Eu gostaria agora de voltar ao caso de Salomão, que já aflorei antes, para ilustrar como hoje se resolve um processo-crime em Portugal quando a verdade deixou de interessar e os agentes da justiça têm inteira liberdade para mentir e praticar todas as artimanhas que desejem no exercício das suas respectivas funções sem que sejam responsabilizados por isso (estatuto de imunidade).
Começarei por recordar o caso na sua versão original. Duas mulheres apresentam-se perante Salomão ambas reclamando a maternidade de uma criança, uma acusando a outra de lhe ter roubado o filho. Salomão ouve as duas mulheres durante muito tempo, que lhe parecem igualmente credíveis.
Até que, sentindo-se incapaz de descobrir a verdade, resolve dizer às mulheres: "Como não sei qual é a verdadeira mãe, vou cortar a criança ao meio e dar metade a cada uma". É nessa altura, que uma das mulheres desata num pranto enquanto a outra permanece quase impassível. Estava descoberta a verdade. A primeira mulher é a mãe da criança. E Salomão entregou-lhe a criança inteira.
Hoje, as coisas passar-se-iam de maneira diferente. As duas mulheres não estariam lá diante do juiz. Pelo contrário, Salomão estaria rodeado por dois juristas, um advogado da ré (arguida), outro, magistrado do MP, representando a mulher que acusa. E as duas mulheres não estavariam lá porque depois da fase de interrogatórios, não têm mais função no processo. São obrigatoriamente representadas por juristas e tudo aquilo que elas possam dizer (incluindo a verdade, e sobretudo essa) já não interessa para nada.
Certo é que agora Salomão já não poderia utilizar aquela ideia genial de ameaçar cortar a criança ao meio porque nenhum dos juristas presentes é mãe da criança. E nenhum deles tem sequer a certeza de que a mulher que representa seja a verdadeira mãe da criança.
A decisão vai ser tomada pelo juiz rodeado de juristas apenas, estando ausente a pessoa a quem mais interessa a verdade (*).
Então, qual dos dois juristas - e como -, vai persuadir Salomão a decidir a seu favor?
É aqui que entra a mentira. A verdade já se tornou irrelevante e ausente há muito tempo desde que as duas mulheres foram afastadas do processo, e a sua representação passou a estar a cargo dos juristas.
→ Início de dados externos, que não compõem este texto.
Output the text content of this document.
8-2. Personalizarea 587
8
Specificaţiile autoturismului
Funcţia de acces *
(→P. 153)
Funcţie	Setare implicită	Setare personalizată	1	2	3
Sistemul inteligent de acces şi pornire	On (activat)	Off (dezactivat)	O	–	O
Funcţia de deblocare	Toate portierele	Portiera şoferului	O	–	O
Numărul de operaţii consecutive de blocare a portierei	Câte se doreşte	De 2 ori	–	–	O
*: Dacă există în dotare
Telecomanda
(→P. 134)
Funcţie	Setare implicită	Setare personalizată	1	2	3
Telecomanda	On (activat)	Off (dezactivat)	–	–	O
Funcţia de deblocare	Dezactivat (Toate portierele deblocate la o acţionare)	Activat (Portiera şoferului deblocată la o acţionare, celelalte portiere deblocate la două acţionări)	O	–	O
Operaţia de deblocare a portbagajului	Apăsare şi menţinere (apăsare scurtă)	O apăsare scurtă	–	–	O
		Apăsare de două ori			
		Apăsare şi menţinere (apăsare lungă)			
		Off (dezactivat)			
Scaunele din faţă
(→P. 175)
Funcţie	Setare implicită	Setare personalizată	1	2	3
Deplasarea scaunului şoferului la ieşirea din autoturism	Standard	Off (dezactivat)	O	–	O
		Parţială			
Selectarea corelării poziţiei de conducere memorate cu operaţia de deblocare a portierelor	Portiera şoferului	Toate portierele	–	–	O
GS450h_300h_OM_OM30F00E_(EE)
Qualquer dos juristas pode mentir à vontade e usar de todos os truques e artimanhas para persuadir Salomão.
Mas qual vai ter sucesso?
Aquele que no uso de todas as mentiras, truques, pequenas patifarias e artimanhas melhor consiga persuadir Salomão.
Eu procurei durante muito tempo a expressão adequada para descrever a personalidade deste jurista que, dentre os dois, e usando toda a parafernália de mentiras, insinuações, truques, artimanhas, falsos sentimentos, etc., acabará por cativar Salomão.
Decidi-me por esta: "O mais habilidoso patife".
É assim que se faz hoje "Justiça" em Portugal quando a verdade deixou de interessar e os agentes da justiça são livres de cometer toda a sorte de patifarias porque estão protegidos por um estatuto de imunidade.
Ganha "o mais habilidoso patife", o qual é necessariamente o advogado que representa a defesa ou o magistrado do Ministério Público que representa a acusação.
E o juiz? É uma das grandes vítimas deste sistema de "Justiça". Como pode ele chegar à verdade e fazer justiça, se está ladeado por dois institucionalizados mentirosos, cada um puxando para seu lado?
Não surpreende que os portugueses não acreditem na Justiça do seu país.
(*) Volte aqui e veja que no momento da decisão só estão presentes juristas. Para além da juíza, há mais três juristas, curiosamente dois pelo lado da acusação e uma só pelo lado da defesa. A pessoa a quem mais interessa a verdade foi afastada do processo e do momento da decisão pela própria juíza de instrução que a induziu em erro. Existe um faltoso, mas a esse a verdade é que não interessa mesmo nada, como à falsa mãe da criança no caso de Salomão.